The recent opening of the Tsitsikamma Marine Protected Area to fishing is a prime example of this poor decision-making. This is not only a Garden Route issue but will have huge negative impacts at the National level. It is well recognized that South Africa’s line fish stocks are severely depleted with many species sitting at levels of only 2-3% of their original populations. MPAs are therefore critical “banks” for restocking of our fishery reserves where the “interest" gained from spillover and reseeding into other areas ensures ongoing and sustainable opportunities for coastal communities around the entire countries coastline.

It is precisely due to the dire straights of our current fisheries elsewhere along the coastline that the calls have now been made to further plunder them and fish within MPAs. Allowing this is a foolish strategy, as just as it is unwise to plunder cash reserves in the bank, so too is it unwise to start plundering the last remaining fishery resources within a MPA - MPAs are the opportunities for growing the countries “fish-capital”. The Minister of Finance is certainly not allowing the plundering of the countries finances, why is the Environmental Minister therefore allowing the plundering of marine resources?

It is fully understandable and acceptable that genuine impoverished communities should have some form of opportunity to resources upon which they depend, however in the case of Tsitsikamma, access is being provided to a much wider group of individuals for recreational purposes and this therefore will quickly deplete stocks of fish that have been built up within the MPA over the last 63 years. Scientific studies have identified that it will only take around 60 days to deplete the fish stocks with in the newly opened areas. What will happen then – will the fishers then demand other areas to be opened?

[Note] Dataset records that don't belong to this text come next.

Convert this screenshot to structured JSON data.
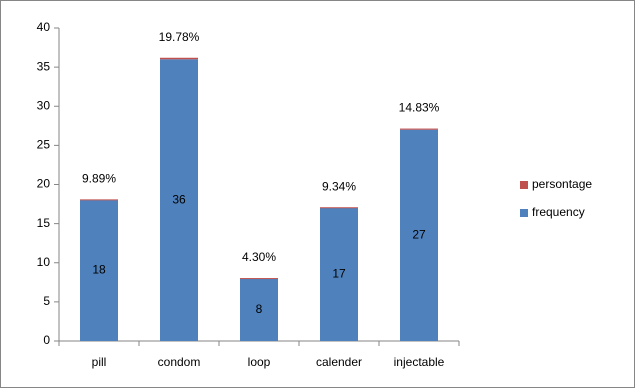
{
  "chart_data": {
    "type": "bar",
    "stacked": true,
    "categories": [
      "pill",
      "condom",
      "loop",
      "calender",
      "injectable"
    ],
    "series": [
      {
        "name": "frequency",
        "color": "#4f81bd",
        "values": [
          18,
          36,
          8,
          17,
          27
        ]
      },
      {
        "name": "persontage",
        "color": "#c0504d",
        "values": [
          0.0989,
          0.1978,
          0.043,
          0.0934,
          0.1483
        ],
        "value_labels": [
          "9.89%",
          "19.78%",
          "4.30%",
          "9.34%",
          "14.83%"
        ]
      }
    ],
    "ylim": [
      0,
      40
    ],
    "yticks": [
      0,
      5,
      10,
      15,
      20,
      25,
      30,
      35,
      40
    ],
    "grid": false,
    "legend": "right"
  }
}
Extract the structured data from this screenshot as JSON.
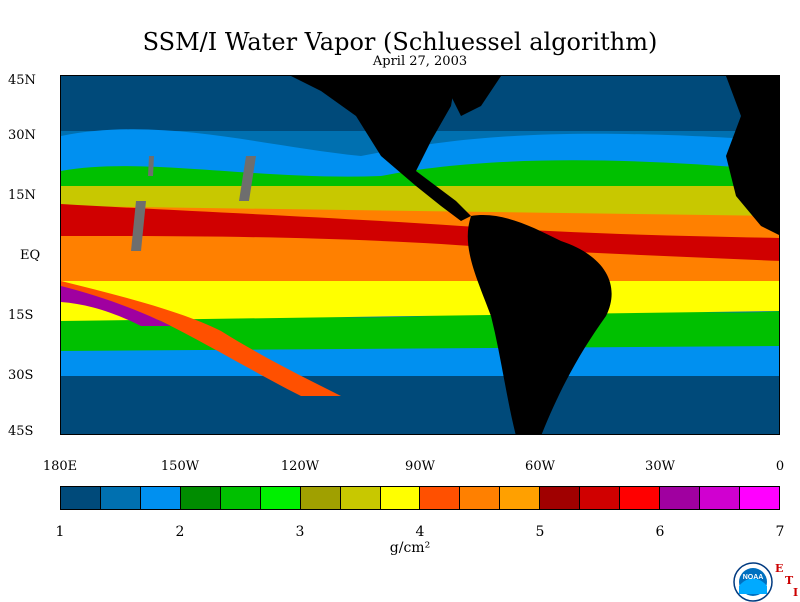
{
  "title": "SSM/I Water Vapor (Schluessel algorithm)",
  "subtitle": "April 27, 2003",
  "map": {
    "lat_labels": [
      "45N",
      "30N",
      "15N",
      "EQ",
      "15S",
      "30S",
      "45S"
    ],
    "lon_labels": [
      "180E",
      "150W",
      "120W",
      "90W",
      "60W",
      "30W",
      "0"
    ],
    "lat_range": [
      -45,
      45
    ],
    "lon_range": [
      -180,
      0
    ]
  },
  "colorbar": {
    "colors": [
      "#004a7a",
      "#0070b0",
      "#0090f0",
      "#008c00",
      "#00c000",
      "#00f000",
      "#a0a000",
      "#c8c800",
      "#ffff00",
      "#ff5000",
      "#ff8000",
      "#ffa000",
      "#a00000",
      "#d00000",
      "#ff0000",
      "#a000a0",
      "#d000d0",
      "#ff00ff"
    ],
    "tick_labels": [
      "1",
      "2",
      "3",
      "4",
      "5",
      "6",
      "7"
    ],
    "units": "g/cm²"
  },
  "colors": {
    "land": "#000000",
    "missing": "#6e6e6e"
  },
  "logo": {
    "text": "NOAA",
    "letters": [
      "E",
      "T",
      "I"
    ]
  }
}
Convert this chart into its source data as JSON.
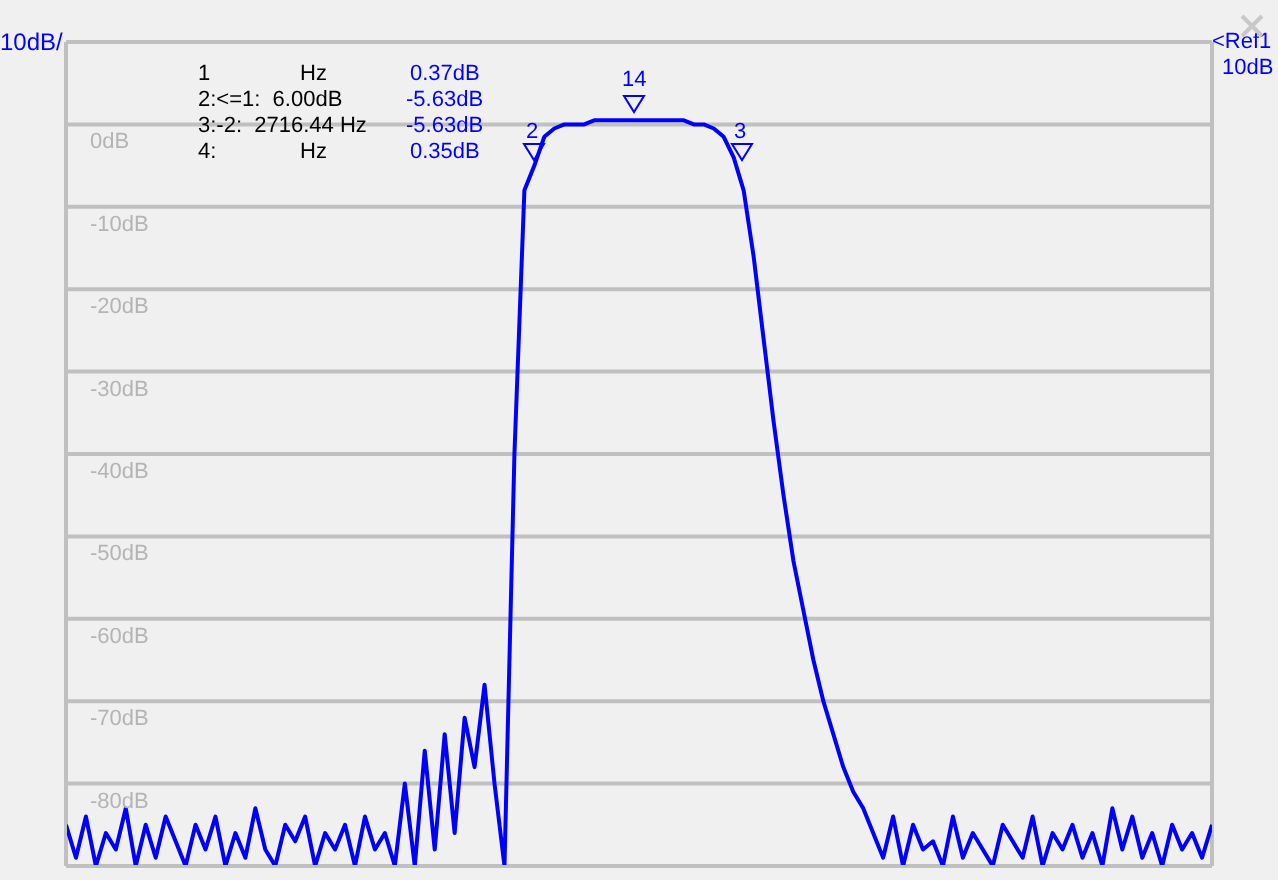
{
  "chart_data": {
    "type": "line",
    "ylabel": "10dB/",
    "categories": [
      null,
      null,
      null,
      null,
      null,
      null,
      null,
      null,
      null,
      null,
      null,
      null,
      null,
      null,
      null,
      null,
      null,
      null,
      null,
      null,
      null,
      null,
      null,
      null,
      null,
      null,
      null,
      null,
      null,
      null,
      null,
      null,
      null,
      null,
      null,
      null,
      null,
      null,
      null,
      null,
      null,
      null,
      null,
      null,
      null,
      null,
      null,
      null,
      null,
      null,
      null,
      null,
      null,
      null,
      null,
      null,
      null,
      null,
      null,
      null,
      null,
      null,
      null,
      null,
      null,
      null,
      null,
      null,
      null,
      null,
      null,
      null,
      null,
      null,
      null,
      null,
      null,
      null,
      null,
      null,
      null,
      null,
      null,
      null,
      null,
      null,
      null,
      null,
      null,
      null,
      null,
      null,
      null,
      null,
      null,
      null,
      null,
      null,
      null,
      null,
      null,
      null,
      null,
      null,
      null,
      null,
      null,
      null,
      null,
      null,
      null,
      null,
      null,
      null,
      null,
      null
    ],
    "series": [
      {
        "color": "#0000ff",
        "values": [
          -85,
          -89,
          -84,
          -90,
          -86,
          -88,
          -83,
          -90,
          -85,
          -89,
          -84,
          -87,
          -90,
          -85,
          -88,
          -84,
          -90,
          -86,
          -89,
          -83,
          -88,
          -90,
          -85,
          -87,
          -84,
          -90,
          -86,
          -88,
          -85,
          -90,
          -84,
          -88,
          -86,
          -90,
          -80,
          -90,
          -76,
          -88,
          -74,
          -86,
          -72,
          -78,
          -68,
          -80,
          -90,
          -40,
          -8,
          -5,
          -1.5,
          -0.5,
          0,
          0,
          0,
          0.5,
          0.5,
          0.5,
          0.5,
          0.5,
          0.5,
          0.5,
          0.5,
          0.5,
          0.5,
          0,
          0,
          -0.5,
          -1.5,
          -4,
          -8,
          -16,
          -26,
          -36,
          -45,
          -53,
          -59,
          -65,
          -70,
          -74,
          -78,
          -81,
          -83,
          -86,
          -89,
          -84,
          -90,
          -85,
          -88,
          -87,
          -90,
          -84,
          -89,
          -86,
          -88,
          -90,
          -85,
          -87,
          -89,
          -84,
          -90,
          -86,
          -88,
          -85,
          -89,
          -86,
          -90,
          -83,
          -88,
          -84,
          -89,
          -86,
          -90,
          -85,
          -88,
          -86,
          -89,
          -85
        ]
      }
    ],
    "ylim": [
      -90,
      10
    ],
    "yticks": [
      {
        "value": -90,
        "label": null
      },
      {
        "value": -80,
        "label": "-80dB"
      },
      {
        "value": -70,
        "label": "-70dB"
      },
      {
        "value": -60,
        "label": "-60dB"
      },
      {
        "value": -50,
        "label": "-50dB"
      },
      {
        "value": -40,
        "label": "-40dB"
      },
      {
        "value": -30,
        "label": "-30dB"
      },
      {
        "value": -20,
        "label": "-20dB"
      },
      {
        "value": -10,
        "label": "-10dB"
      },
      {
        "value": 0,
        "label": "0dB"
      },
      {
        "value": 10,
        "label": null
      }
    ],
    "grid": true,
    "tick_labels": "y",
    "marker": "none",
    "line_style": "solid",
    "annotations": [
      "1",
      "Hz",
      "0.37dB",
      "2:<=1:  6.00dB",
      "-5.63dB",
      "3:-2:  2716.44 Hz",
      "-5.63dB",
      "4:",
      "Hz",
      "0.35dB",
      "<Ref1",
      "10dB",
      "2",
      "14",
      "3"
    ]
  }
}
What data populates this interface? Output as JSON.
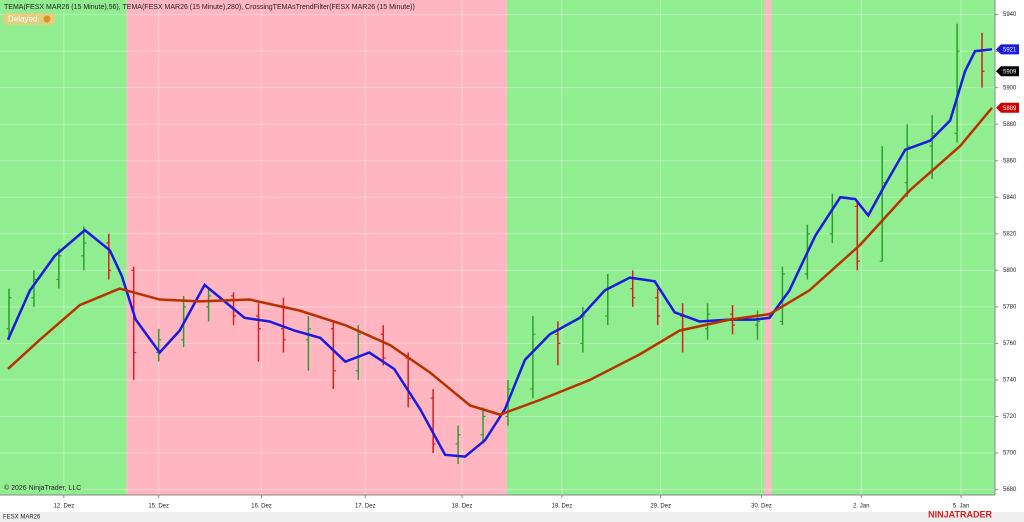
{
  "chart_data": {
    "type": "ohlc",
    "legend_text": "TEMA(FESX MAR26 (15 Minute),56), TEMA(FESX MAR26 (15 Minute),280), CrossingTEMAsTrendFilter(FESX MAR26 (15 Minute))",
    "status": "Delayed",
    "copyright": "© 2026 NinjaTrader, LLC",
    "instrument": "FESX MAR26",
    "brand": "NINJATRADER",
    "xlim": [
      -0.64,
      9.33
    ],
    "ylim": [
      5677,
      5948
    ],
    "xticks": [
      {
        "value": 0,
        "label": "12. Dez"
      },
      {
        "value": 0.95,
        "label": "15. Dez"
      },
      {
        "value": 1.98,
        "label": "16. Dez"
      },
      {
        "value": 3.02,
        "label": "17. Dez"
      },
      {
        "value": 3.99,
        "label": "18. Dez"
      },
      {
        "value": 4.99,
        "label": "19. Dez"
      },
      {
        "value": 5.98,
        "label": "29. Dez"
      },
      {
        "value": 6.99,
        "label": "30. Dez"
      },
      {
        "value": 7.99,
        "label": "2. Jan"
      },
      {
        "value": 8.99,
        "label": "5. Jan"
      }
    ],
    "yticks": [
      5680,
      5700,
      5720,
      5740,
      5760,
      5780,
      5800,
      5820,
      5840,
      5860,
      5880,
      5900,
      5920,
      5940
    ],
    "grid": true,
    "regions": [
      {
        "start": -0.64,
        "end": 0.63,
        "color": "#90ee90"
      },
      {
        "start": 0.63,
        "end": 4.44,
        "color": "#ffb6c1"
      },
      {
        "start": 4.44,
        "end": 7.02,
        "color": "#90ee90"
      },
      {
        "start": 7.02,
        "end": 7.09,
        "color": "#ffb6c1"
      },
      {
        "start": 7.09,
        "end": 9.33,
        "color": "#90ee90"
      }
    ],
    "up_color": "#2e9e2e",
    "down_color": "#d42020",
    "bars": {
      "x": [
        -0.55,
        -0.3,
        -0.05,
        0.2,
        0.45,
        0.7,
        0.95,
        1.2,
        1.45,
        1.7,
        1.95,
        2.2,
        2.45,
        2.7,
        2.95,
        3.2,
        3.45,
        3.7,
        3.95,
        4.2,
        4.45,
        4.7,
        4.95,
        5.2,
        5.45,
        5.7,
        5.95,
        6.2,
        6.45,
        6.7,
        6.95,
        7.2,
        7.45,
        7.7,
        7.95,
        8.2,
        8.45,
        8.7,
        8.95,
        9.2
      ],
      "open": [
        5768,
        5785,
        5795,
        5808,
        5815,
        5800,
        5755,
        5762,
        5780,
        5786,
        5775,
        5768,
        5762,
        5768,
        5745,
        5765,
        5752,
        5730,
        5705,
        5710,
        5720,
        5735,
        5765,
        5760,
        5775,
        5790,
        5785,
        5775,
        5768,
        5776,
        5770,
        5772,
        5798,
        5820,
        5835,
        5805,
        5848,
        5868,
        5875,
        5920
      ],
      "high": [
        5790,
        5800,
        5812,
        5824,
        5820,
        5802,
        5768,
        5786,
        5790,
        5788,
        5782,
        5785,
        5775,
        5772,
        5770,
        5770,
        5755,
        5735,
        5715,
        5725,
        5740,
        5775,
        5772,
        5780,
        5798,
        5800,
        5790,
        5782,
        5782,
        5781,
        5778,
        5802,
        5825,
        5842,
        5838,
        5868,
        5880,
        5885,
        5935,
        5930
      ],
      "low": [
        5762,
        5780,
        5790,
        5800,
        5795,
        5740,
        5750,
        5758,
        5772,
        5770,
        5750,
        5755,
        5745,
        5735,
        5740,
        5748,
        5725,
        5700,
        5694,
        5705,
        5715,
        5730,
        5748,
        5755,
        5770,
        5780,
        5770,
        5755,
        5762,
        5765,
        5762,
        5770,
        5795,
        5815,
        5800,
        5805,
        5840,
        5850,
        5870,
        5900
      ],
      "close": [
        5785,
        5795,
        5808,
        5815,
        5800,
        5755,
        5762,
        5780,
        5786,
        5775,
        5768,
        5762,
        5768,
        5745,
        5765,
        5752,
        5730,
        5705,
        5710,
        5720,
        5735,
        5765,
        5760,
        5775,
        5790,
        5785,
        5775,
        5768,
        5776,
        5770,
        5772,
        5798,
        5820,
        5835,
        5805,
        5848,
        5868,
        5875,
        5920,
        5909
      ]
    },
    "series": [
      {
        "name": "TEMA 56",
        "color": "#1a1ae0",
        "x": [
          -0.56,
          -0.34,
          -0.09,
          0.21,
          0.46,
          0.58,
          0.72,
          0.96,
          1.16,
          1.41,
          1.61,
          1.81,
          2.06,
          2.31,
          2.57,
          2.82,
          3.06,
          3.31,
          3.57,
          3.82,
          4.02,
          4.22,
          4.42,
          4.62,
          4.87,
          5.17,
          5.42,
          5.67,
          5.92,
          6.12,
          6.37,
          6.67,
          6.92,
          7.07,
          7.27,
          7.53,
          7.78,
          7.93,
          8.06,
          8.23,
          8.43,
          8.68,
          8.88,
          9.03,
          9.13,
          9.3
        ],
        "values": [
          5762,
          5789,
          5808,
          5822,
          5811,
          5797,
          5773,
          5755,
          5767,
          5792,
          5783,
          5774,
          5772,
          5767,
          5763,
          5750,
          5755,
          5746,
          5724,
          5699,
          5698,
          5707,
          5724,
          5751,
          5765,
          5774,
          5789,
          5796,
          5794,
          5777,
          5772,
          5773,
          5773,
          5774,
          5789,
          5819,
          5840,
          5839,
          5830,
          5847,
          5866,
          5871,
          5882,
          5909,
          5920,
          5921
        ]
      },
      {
        "name": "TEMA 280",
        "color": "#b83200",
        "x": [
          -0.56,
          -0.24,
          0.16,
          0.56,
          0.96,
          1.36,
          1.86,
          2.36,
          2.82,
          3.27,
          3.67,
          4.07,
          4.37,
          4.77,
          5.27,
          5.77,
          6.17,
          6.67,
          7.07,
          7.47,
          7.98,
          8.48,
          8.98,
          9.3
        ],
        "values": [
          5746,
          5762,
          5781,
          5790,
          5784,
          5783,
          5784,
          5778,
          5770,
          5759,
          5744,
          5726,
          5721,
          5729,
          5740,
          5754,
          5767,
          5773,
          5776,
          5789,
          5814,
          5844,
          5868,
          5889
        ]
      }
    ],
    "price_markers": [
      {
        "value": 5921,
        "color": "#1a1ae0"
      },
      {
        "value": 5909,
        "color": "#000000"
      },
      {
        "value": 5889,
        "color": "#cc0000"
      }
    ]
  }
}
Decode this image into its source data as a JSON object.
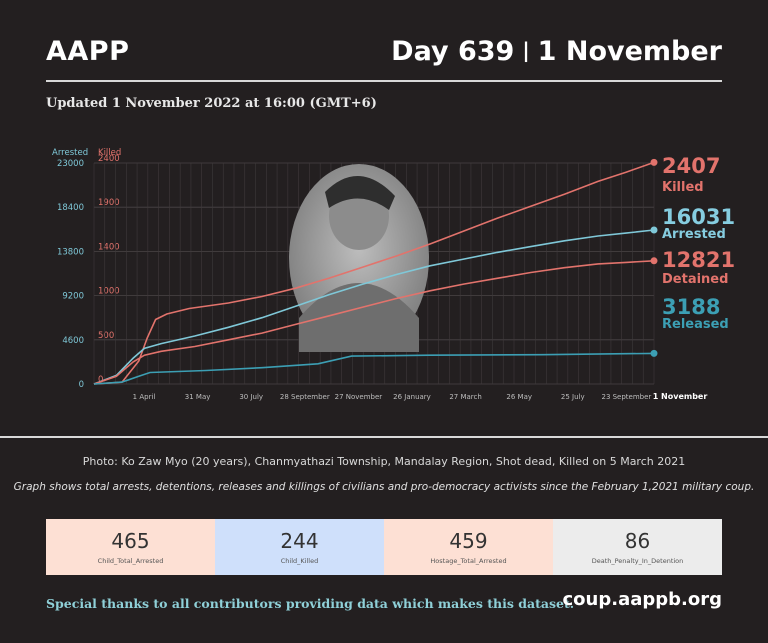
{
  "header": {
    "org": "AAPP",
    "day_label": "Day 639",
    "separator": "|",
    "date_label": "1 November"
  },
  "updated": "Updated 1 November 2022 at 16:00 (GMT+6)",
  "chart_data": {
    "type": "line",
    "title": "",
    "x_ticks": [
      "1 April",
      "31 May",
      "30 July",
      "28 September",
      "27 November",
      "26 January",
      "27 March",
      "26 May",
      "25 July",
      "23 September",
      "1 November"
    ],
    "left_axis": {
      "label": "Arrested",
      "ticks": [
        0,
        4600,
        9200,
        13800,
        18400,
        23000
      ],
      "range": [
        0,
        23000
      ],
      "color": "#7fc8d8"
    },
    "right_axis": {
      "label": "Killed",
      "ticks": [
        0,
        500,
        1000,
        1400,
        1900,
        2400
      ],
      "range": [
        0,
        2400
      ],
      "color": "#e2736c"
    },
    "grid": true,
    "series": [
      {
        "name": "Killed",
        "axis": "killed",
        "color": "#e2736c",
        "latest": "2407",
        "points": [
          [
            0,
            0
          ],
          [
            0.05,
            20
          ],
          [
            0.08,
            250
          ],
          [
            0.095,
            500
          ],
          [
            0.11,
            700
          ],
          [
            0.13,
            760
          ],
          [
            0.17,
            820
          ],
          [
            0.24,
            880
          ],
          [
            0.3,
            950
          ],
          [
            0.36,
            1040
          ],
          [
            0.42,
            1150
          ],
          [
            0.48,
            1270
          ],
          [
            0.54,
            1390
          ],
          [
            0.6,
            1520
          ],
          [
            0.66,
            1660
          ],
          [
            0.72,
            1800
          ],
          [
            0.78,
            1930
          ],
          [
            0.84,
            2060
          ],
          [
            0.9,
            2200
          ],
          [
            0.95,
            2300
          ],
          [
            1.0,
            2407
          ]
        ]
      },
      {
        "name": "Arrested",
        "axis": "arrested",
        "color": "#7fc8d8",
        "latest": "16031",
        "points": [
          [
            0,
            0
          ],
          [
            0.04,
            900
          ],
          [
            0.07,
            2700
          ],
          [
            0.09,
            3700
          ],
          [
            0.12,
            4200
          ],
          [
            0.18,
            5000
          ],
          [
            0.24,
            5900
          ],
          [
            0.3,
            6900
          ],
          [
            0.36,
            8100
          ],
          [
            0.42,
            9300
          ],
          [
            0.48,
            10400
          ],
          [
            0.54,
            11400
          ],
          [
            0.6,
            12300
          ],
          [
            0.66,
            13000
          ],
          [
            0.72,
            13700
          ],
          [
            0.78,
            14300
          ],
          [
            0.84,
            14900
          ],
          [
            0.9,
            15400
          ],
          [
            0.95,
            15700
          ],
          [
            1.0,
            16031
          ]
        ]
      },
      {
        "name": "Detained",
        "axis": "arrested",
        "color": "#e2736c",
        "latest": "12821",
        "points": [
          [
            0,
            0
          ],
          [
            0.04,
            800
          ],
          [
            0.07,
            2300
          ],
          [
            0.09,
            3000
          ],
          [
            0.12,
            3400
          ],
          [
            0.18,
            3900
          ],
          [
            0.24,
            4600
          ],
          [
            0.3,
            5300
          ],
          [
            0.36,
            6200
          ],
          [
            0.42,
            7100
          ],
          [
            0.48,
            8000
          ],
          [
            0.54,
            8900
          ],
          [
            0.6,
            9700
          ],
          [
            0.66,
            10400
          ],
          [
            0.72,
            11000
          ],
          [
            0.78,
            11600
          ],
          [
            0.84,
            12100
          ],
          [
            0.9,
            12500
          ],
          [
            0.95,
            12650
          ],
          [
            1.0,
            12821
          ]
        ]
      },
      {
        "name": "Released",
        "axis": "arrested",
        "color": "#3c9fb4",
        "latest": "3188",
        "points": [
          [
            0,
            0
          ],
          [
            0.05,
            200
          ],
          [
            0.08,
            800
          ],
          [
            0.1,
            1200
          ],
          [
            0.2,
            1400
          ],
          [
            0.3,
            1700
          ],
          [
            0.4,
            2100
          ],
          [
            0.46,
            2900
          ],
          [
            0.6,
            3000
          ],
          [
            0.8,
            3050
          ],
          [
            1.0,
            3188
          ]
        ]
      }
    ]
  },
  "photo_caption": "Photo: Ko Zaw Myo (20 years), Chanmyathazi Township, Mandalay Region, Shot dead, Killed on 5 March 2021",
  "graph_note": "Graph shows total arrests, detentions, releases and killings of civilians and pro-democracy activists since the February 1,2021 military coup.",
  "stats": [
    {
      "value": "465",
      "label": "Child_Total_Arrested",
      "color": "#fde0d4"
    },
    {
      "value": "244",
      "label": "Child_Killed",
      "color": "#cfe0fb"
    },
    {
      "value": "459",
      "label": "Hostage_Total_Arrested",
      "color": "#fde0d4"
    },
    {
      "value": "86",
      "label": "Death_Penalty_In_Detention",
      "color": "#ececec"
    }
  ],
  "footer": {
    "thanks": "Special thanks to all contributors providing data which makes this dataset.",
    "site": "coup.aappb.org"
  }
}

Better, more sustainable and longer-term opportunities and benefit from MPAs do exist and are possible, but this issue has been rushed through from a political agenda only. MPAs are a national issue and stakeholder engagement must therefore include all interested parties from across South Africa or at least its coastline. The claims of extensive consultation for the reopening of Tsitsikamma are incorrect as this was only carried out at a very localized level. Opening the MPA to fishing will not benefit communities or conservation in the longer term and will only further deplete already severely threatened resources.

A similar situation developed in the Dwesa–Cwebe MPA where I facilitated rather difficult and tense workshops and yet we still found viable solutions that would allow the opening of some areas of the MPA to local fishing while other new areas would be closed to compensate and expand the conservation value of the MPA. These win-win solutions were developed and agreed upon together between scientists and local communities. Government sadly ignored these solutions and just went ahead with opening sections of the MPA. Similar such plans of opening are also on the cards for several other South African MPAs. Without integrated and well-balanced solutions being put into place the opening of MPAs will only further negatively impact the very communities that Government is claiming to aid.

South Africa has good marine and fisheries legislation in place, however enforcement of this legislation is extremely poor or even non-existant at all levels. A first step to ensuring sustainability of our marine resources for the benefit of all of our population must be through effective enforcement of this legislation. This will then allow our much-needed MPAs to function properly and enable them to reseed and replenish other areas. The manner that Tsitsikamma has been opened will only create further problems into the future!